VII
En el momento que me vi libre de responsabilidades le encargué a Artemio que supervisara el cumplimiento de las tareas para poder dedicarme a buscar noticias sobre la que un día fue Ifigenia Antonia Valentina. No veía a mi hermana desde nuestra feliz adolescencia. Después de la súbita muerte de mi madre y del inicio de la inestabilidad política de Hispania, la niña acabó siendo enviada al cuidado de mi tía Antonia la Menor en Nursia, curiosamente la misma ciudad sabina que vio nacer y crecer a Quinto Sertorio. Cuando estalló la confrontación entre Sila y el sabino en su primera etapa hispánica, y mi padre se adhirió sin tapujos a la rebelión, mi tía nos tildó de traidores y no le permitió a la bonita muchacha que volviese a tener contacto con Valentia. Según ella, cuando los hombres del dictador arrestaran y ejecutaran al tuerto y a sus secuaces, incluido mi insurrecto padre, la muchacha acabaría a causa de su gran atractivo físico como manceba de un degenerado patricio o como meretriz en algún lupanar de legionarios asilvestrados. Aquellos sucesos envejecieron súbitamente a mi padre y le costaron un disgusto a mi abuela tan grande que, en muy poco tiempo, su inquebrantable fortaleza se quebró. Murió poco después, pienso que de tristeza, al ver su familia rota por una contienda ajena. Así pues, la bella jovencita se crió y formó en una casa conservadora y fiel a los cónsules del estado, tomando esponsales antes de que estallase el conflicto con un joven tribuno de origen plebeyo que por aquellos años luchaba junto al prometedor Cneo Pompeyo en África persiguiendo a los partidarios de Mario allí exiliados. Que caprichosa es la diosa Fortuna; mi hermana pequeña se casó con un nuevo caballero romano, un tal Lucio Afranio.
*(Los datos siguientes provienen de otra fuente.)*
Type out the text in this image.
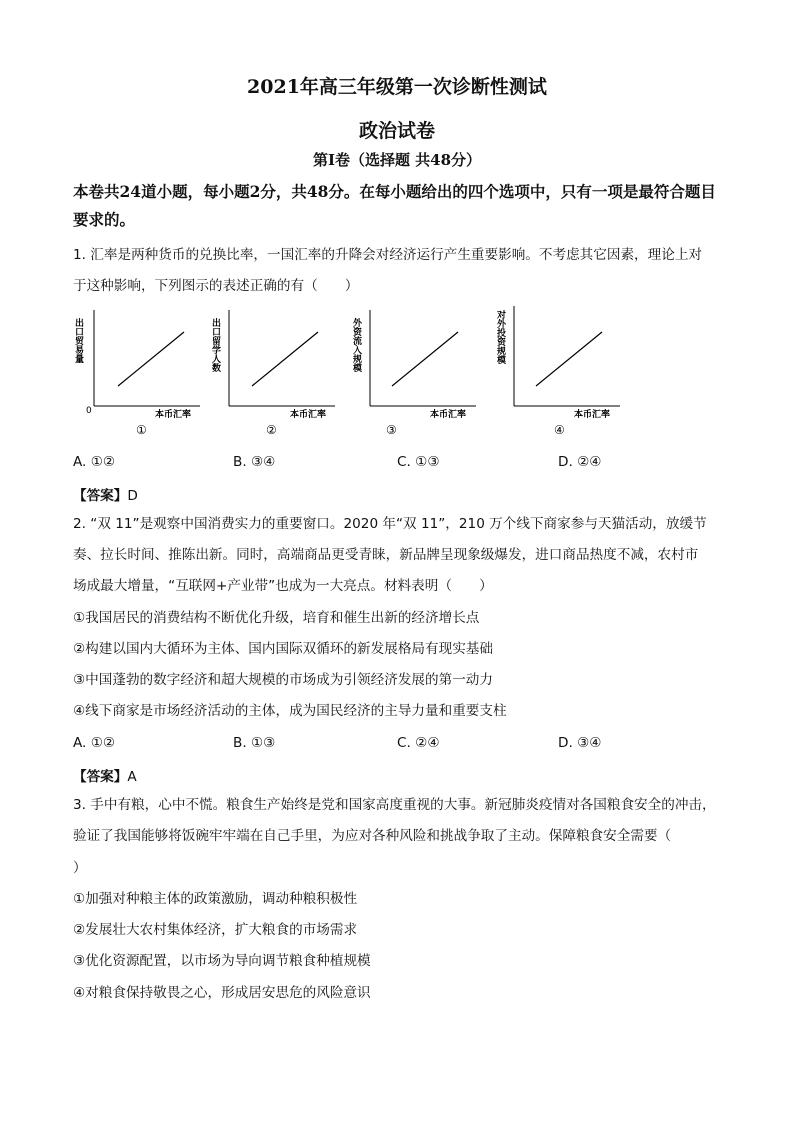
2021年高三年级第一次诊断性测试
政治试卷
第Ⅰ卷（选择题 共48分）
本卷共24道小题，每小题2分，共48分。在每小题给出的四个选项中，只有一项是最符合题目要求的。
1. 汇率是两种货币的兑换比率，一国汇率的升降会对经济运行产生重要影响。不考虑其它因素，理论上对
于这种影响，下列图示的表述正确的有（　　）
出口贸易量
0	本币汇率
①
出口留学人数
本币汇率
②
外资流入规模
本币汇率
③
对外投资规模
本币汇率
④
A. ①②	B. ③④	C. ①③	D. ②④
【答案】D
2. “双 11”是观察中国消费实力的重要窗口。2020 年“双 11”，210 万个线下商家参与天猫活动，放缓节
奏、拉长时间、推陈出新。同时，高端商品更受青睐，新品牌呈现象级爆发，进口商品热度不减，农村市
场成最大增量，“互联网+产业带”也成为一大亮点。材料表明（　　）
①我国居民的消费结构不断优化升级，培育和催生出新的经济增长点
②构建以国内大循环为主体、国内国际双循环的新发展格局有现实基础
③中国蓬勃的数字经济和超大规模的市场成为引领经济发展的第一动力
④线下商家是市场经济活动的主体，成为国民经济的主导力量和重要支柱
A. ①②	B. ①③	C. ②④	D. ③④
【答案】A
3. 手中有粮，心中不慌。粮食生产始终是党和国家高度重视的大事。新冠肺炎疫情对各国粮食安全的冲击，
验证了我国能够将饭碗牢牢端在自己手里，为应对各种风险和挑战争取了主动。保障粮食安全需要（
）
①加强对种粮主体的政策激励，调动种粮积极性
②发展壮大农村集体经济，扩大粮食的市场需求
③优化资源配置，以市场为导向调节粮食种植规模
④对粮食保持敬畏之心，形成居安思危的风险意识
Me dirigí a la curia de Ostia para preguntar la manera más rápida de poder localizar a mi hermana. El grueso y rapado funcionario que me atendió me indicó con bastante desgana que para averiguar su paradero lo mejor que podía hacer era obtener en el Registro General de la Prefectura en el Foro de Roma la situación exacta de la casa de los Afranio. Si no mal recordaba por una carta de mi tía anterior a la ruptura de relaciones, su domus estaba ubicada en una empinada calle del Aventino(300), en el centro del mundo, en una de las siete venerables colinas de Roma.
Alquilé un corcel en un amplio establo del Decumano Máximo, compré unas sencillas vituallas, tacos de queso de cabra, seco tasajo y un pellejo de vino en la tienda de comestibles de bajo de nuestra ínsula, y tomé la concurrida calzada que cerca de mediodía recogía a los arrieros cargados con verduras, carnes, aves de corral y fardos textiles de diversa procedencia en dirección al puerto. Un contubernio de legionarios marchaba tintineando su impedimenta a paso ligero precedidos por un altivo optio, creando un pasillo natural entre los afanados granjeros y sus acémilas repletas de jaulas y mercaderías, nobles damas portadas por recios esclavos en mullidas literas rumbo al mercado y demás transeúntes típicos del empedrado medio de comunicación que nos diferenciaba de los bárbaros de los bosques del frío norte y los ladinos asiáticos.